I have witnessed yet again that this is where God meets us. Not just in the dire moments laying in the hospital bed (which I’m so glad He meets us here too!) but in the tantrums (toddler ones or our own) and the nights of tossing and turning and the body aches no one else can see and the marital tension that know one else knows you both feel and the “not so sure this too shall pass” phase that your child is going through. He breaks into the moments where the meal was thankless and the milk was spilt. Again. He dwells in the highest heights yet reaches into the lowest lows. He led us here and will not leave us here. He goes before us and He will stay beside us. Come what may this is what we can bank our lives on- our deeply established or totally uprooted- lives. He stoops low to dwell among us.

The sweetness

The point of following after Jesus isn’t to get the good. Well, we are promised that all things will work out for our true good, but that good can look so far from our human idea of it that we might not recognize it at all. Obedience does not always, or maybe often, result in ease. Walking in faith does not guarantee momentary satisfaction. Not physical health and wealth and not even relational or emotional health and wealth. So while walking in faith led us to Twin Falls, we knew the promise wasn’t that we’d just “love it here” or that it would “be the best fit for us.”But oh how we really do and oh how it really has been. The sweetness has undeniably shown through these months. It has shined so brightly.

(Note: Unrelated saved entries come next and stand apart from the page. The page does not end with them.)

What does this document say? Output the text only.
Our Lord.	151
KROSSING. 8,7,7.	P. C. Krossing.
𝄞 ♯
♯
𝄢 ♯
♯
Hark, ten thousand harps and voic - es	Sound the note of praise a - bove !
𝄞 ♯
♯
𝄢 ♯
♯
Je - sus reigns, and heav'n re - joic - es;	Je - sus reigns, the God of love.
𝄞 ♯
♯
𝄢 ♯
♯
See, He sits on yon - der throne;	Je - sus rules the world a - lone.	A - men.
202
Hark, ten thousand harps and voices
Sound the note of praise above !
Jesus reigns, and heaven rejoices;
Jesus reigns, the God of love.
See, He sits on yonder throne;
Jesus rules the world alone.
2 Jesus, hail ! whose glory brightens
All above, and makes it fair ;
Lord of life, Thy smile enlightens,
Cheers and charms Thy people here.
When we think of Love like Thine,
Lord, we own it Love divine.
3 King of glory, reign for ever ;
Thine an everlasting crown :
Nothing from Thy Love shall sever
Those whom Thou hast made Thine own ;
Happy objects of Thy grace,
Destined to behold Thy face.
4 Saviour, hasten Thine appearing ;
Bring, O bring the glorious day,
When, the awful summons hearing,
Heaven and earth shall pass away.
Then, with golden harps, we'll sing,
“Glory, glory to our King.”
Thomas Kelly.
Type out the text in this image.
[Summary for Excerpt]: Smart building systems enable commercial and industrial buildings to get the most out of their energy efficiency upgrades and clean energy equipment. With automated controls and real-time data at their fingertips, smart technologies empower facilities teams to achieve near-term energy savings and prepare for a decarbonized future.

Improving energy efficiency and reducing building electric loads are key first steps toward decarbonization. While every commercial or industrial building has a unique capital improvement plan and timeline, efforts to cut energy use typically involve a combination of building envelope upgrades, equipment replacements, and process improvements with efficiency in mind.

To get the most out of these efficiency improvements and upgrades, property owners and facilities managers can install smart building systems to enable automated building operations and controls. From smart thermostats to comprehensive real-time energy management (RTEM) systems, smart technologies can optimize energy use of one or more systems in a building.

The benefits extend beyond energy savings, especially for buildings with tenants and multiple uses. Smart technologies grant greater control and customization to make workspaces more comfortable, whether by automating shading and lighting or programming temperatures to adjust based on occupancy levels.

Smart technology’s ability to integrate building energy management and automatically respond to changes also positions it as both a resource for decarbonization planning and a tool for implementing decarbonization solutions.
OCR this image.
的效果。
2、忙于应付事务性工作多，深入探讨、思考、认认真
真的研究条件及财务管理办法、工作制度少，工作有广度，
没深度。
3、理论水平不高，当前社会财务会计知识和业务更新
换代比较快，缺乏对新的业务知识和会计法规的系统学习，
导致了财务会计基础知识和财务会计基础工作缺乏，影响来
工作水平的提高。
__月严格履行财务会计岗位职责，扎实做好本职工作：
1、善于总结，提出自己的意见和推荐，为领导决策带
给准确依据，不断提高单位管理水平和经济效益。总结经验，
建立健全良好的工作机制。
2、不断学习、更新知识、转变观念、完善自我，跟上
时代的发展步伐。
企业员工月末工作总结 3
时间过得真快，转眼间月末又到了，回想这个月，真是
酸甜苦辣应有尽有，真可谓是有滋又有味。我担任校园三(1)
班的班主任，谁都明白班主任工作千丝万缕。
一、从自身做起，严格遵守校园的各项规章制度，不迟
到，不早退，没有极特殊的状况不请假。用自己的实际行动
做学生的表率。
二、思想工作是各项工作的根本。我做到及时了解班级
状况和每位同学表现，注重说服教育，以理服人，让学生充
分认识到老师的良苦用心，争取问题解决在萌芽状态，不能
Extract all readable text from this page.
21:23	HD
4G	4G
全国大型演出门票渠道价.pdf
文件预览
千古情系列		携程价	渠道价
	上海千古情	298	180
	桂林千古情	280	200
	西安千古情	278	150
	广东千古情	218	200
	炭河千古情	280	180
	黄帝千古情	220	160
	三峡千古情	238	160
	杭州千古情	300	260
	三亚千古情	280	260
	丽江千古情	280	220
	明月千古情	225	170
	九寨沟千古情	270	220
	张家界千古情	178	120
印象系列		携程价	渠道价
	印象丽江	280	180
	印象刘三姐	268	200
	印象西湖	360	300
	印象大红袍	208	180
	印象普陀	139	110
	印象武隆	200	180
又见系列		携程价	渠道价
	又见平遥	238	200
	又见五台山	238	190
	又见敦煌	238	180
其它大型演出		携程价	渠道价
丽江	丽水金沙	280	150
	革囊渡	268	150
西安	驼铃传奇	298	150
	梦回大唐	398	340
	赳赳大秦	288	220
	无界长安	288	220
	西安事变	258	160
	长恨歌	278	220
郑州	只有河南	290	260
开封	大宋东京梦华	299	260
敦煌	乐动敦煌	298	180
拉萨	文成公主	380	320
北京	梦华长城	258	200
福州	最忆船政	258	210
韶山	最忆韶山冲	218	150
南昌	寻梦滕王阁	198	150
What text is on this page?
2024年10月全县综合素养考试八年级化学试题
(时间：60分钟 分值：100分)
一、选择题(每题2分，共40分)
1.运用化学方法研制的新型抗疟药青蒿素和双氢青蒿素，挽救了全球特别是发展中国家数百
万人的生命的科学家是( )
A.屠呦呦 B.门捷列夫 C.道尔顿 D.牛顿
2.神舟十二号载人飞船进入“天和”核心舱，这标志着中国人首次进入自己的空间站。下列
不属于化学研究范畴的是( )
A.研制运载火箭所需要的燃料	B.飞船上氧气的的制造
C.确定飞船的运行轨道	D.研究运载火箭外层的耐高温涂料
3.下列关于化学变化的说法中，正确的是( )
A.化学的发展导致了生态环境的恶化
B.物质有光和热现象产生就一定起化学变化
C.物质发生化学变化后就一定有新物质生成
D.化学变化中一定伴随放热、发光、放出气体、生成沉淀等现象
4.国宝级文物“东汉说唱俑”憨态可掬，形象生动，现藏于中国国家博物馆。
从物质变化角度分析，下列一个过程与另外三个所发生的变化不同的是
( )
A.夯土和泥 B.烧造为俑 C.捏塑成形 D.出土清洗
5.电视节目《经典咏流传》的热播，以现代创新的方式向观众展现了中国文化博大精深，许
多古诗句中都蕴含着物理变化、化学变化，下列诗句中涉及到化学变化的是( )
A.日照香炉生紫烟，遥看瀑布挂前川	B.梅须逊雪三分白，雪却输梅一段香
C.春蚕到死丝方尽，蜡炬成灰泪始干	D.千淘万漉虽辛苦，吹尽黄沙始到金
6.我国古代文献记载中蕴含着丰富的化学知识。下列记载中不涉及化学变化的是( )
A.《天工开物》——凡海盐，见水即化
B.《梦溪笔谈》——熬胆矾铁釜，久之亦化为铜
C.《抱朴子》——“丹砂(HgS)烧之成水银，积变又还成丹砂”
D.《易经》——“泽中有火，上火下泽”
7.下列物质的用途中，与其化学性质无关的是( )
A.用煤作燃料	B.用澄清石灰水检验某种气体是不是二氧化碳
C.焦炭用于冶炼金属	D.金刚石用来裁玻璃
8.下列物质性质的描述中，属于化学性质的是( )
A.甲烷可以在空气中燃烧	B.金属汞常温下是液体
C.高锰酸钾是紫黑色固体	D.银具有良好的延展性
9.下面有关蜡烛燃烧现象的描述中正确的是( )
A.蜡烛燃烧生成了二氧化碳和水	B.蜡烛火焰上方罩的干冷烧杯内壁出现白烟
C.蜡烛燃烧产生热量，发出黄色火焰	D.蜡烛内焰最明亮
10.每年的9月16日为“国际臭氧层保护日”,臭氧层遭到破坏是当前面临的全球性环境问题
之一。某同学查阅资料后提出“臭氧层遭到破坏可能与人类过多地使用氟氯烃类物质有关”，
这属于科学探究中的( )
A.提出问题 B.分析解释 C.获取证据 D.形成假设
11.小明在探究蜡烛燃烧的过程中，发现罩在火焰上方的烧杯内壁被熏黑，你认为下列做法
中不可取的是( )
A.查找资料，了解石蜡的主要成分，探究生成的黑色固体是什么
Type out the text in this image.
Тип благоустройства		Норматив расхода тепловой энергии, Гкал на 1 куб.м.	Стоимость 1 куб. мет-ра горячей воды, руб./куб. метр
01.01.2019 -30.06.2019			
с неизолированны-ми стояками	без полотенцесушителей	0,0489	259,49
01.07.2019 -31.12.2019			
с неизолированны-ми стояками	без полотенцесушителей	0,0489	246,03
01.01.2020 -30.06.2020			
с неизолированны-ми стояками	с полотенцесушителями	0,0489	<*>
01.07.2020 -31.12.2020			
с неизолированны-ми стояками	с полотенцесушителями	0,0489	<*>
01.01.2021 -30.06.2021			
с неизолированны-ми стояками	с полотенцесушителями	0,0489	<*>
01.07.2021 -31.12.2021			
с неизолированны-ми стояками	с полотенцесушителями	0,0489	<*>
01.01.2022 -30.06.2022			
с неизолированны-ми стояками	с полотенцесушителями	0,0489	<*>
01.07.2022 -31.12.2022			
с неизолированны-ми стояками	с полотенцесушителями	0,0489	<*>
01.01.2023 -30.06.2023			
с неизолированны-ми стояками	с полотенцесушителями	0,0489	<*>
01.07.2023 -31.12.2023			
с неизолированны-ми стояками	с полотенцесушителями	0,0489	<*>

We saw it in the familiar faces of friends that had been waiting for us to join them here. In their comforting hugs and their warm house to sleep in that felt like home. We saw it in the hands that were reaching out to meet us for the first time and the same hands that turned around to unload our truckload of moving boxes. We saw it in the soup and flowers and saltines and sprites left at our door step. We saw it in our kids secure smiles and excited eyes. We saw it when we drove around town and it instantly somehow all just made sense for our family. We saw it on our first hike when we breathed in fresh air and breathed out sighs of relief. We saw it from the bottom of the canyon and the top of the waterfall. We saw it, I mean really saw it, in the hospital stay and recovery days. In our genuinely caring nurses. In a really nice and new facility. In pain meds. In amazing surgeons. In our new pastor who came to pray with me in my hospital bed. In text messages checking on us and meals being brought to us and childcare being provided for us. In relationships that were founded uniquely on the opportunity for others to help and us to be helped. We’ve seen it by how naturally we love this place, but mostly by how quickly we feel a part of these people. These people who are both seeking and creating a really special community.

We have seen it in the sweetness of a baby church. A brand new, 16 member, was a Bible study now a constituted and covenanted, church. And by sweetness I don’t mean in an “oh how cute” kind of way but a “wow how powerful” kind of way. Because a church is a church no matter how small. This little church we get to be a part of is an earthly embassy of a heavenly kingdom. A beautiful bride. A bound together, blood bought, body learning to function together as one. A people bearing up each other’s burdens, cheering on each other’s celebrations, and endeavoring together to live and love and share the gospel. An unlikely group gathered around the same Savior, sitting under the same Word, and living in the same Spirit.

All in all, we have seen the sweetness of Christ building His own church. It’s His church and not any of our own. And it’s been sweet, so very sweet, to see it being built from the ground up. Witnessing the church’s very first baptism, partaking of the church’s very first Lords Supper, and reciting our covenant to one another for the very first time.

In both the struggles and the sweetness we are confident that we are right where we’re supposed to be.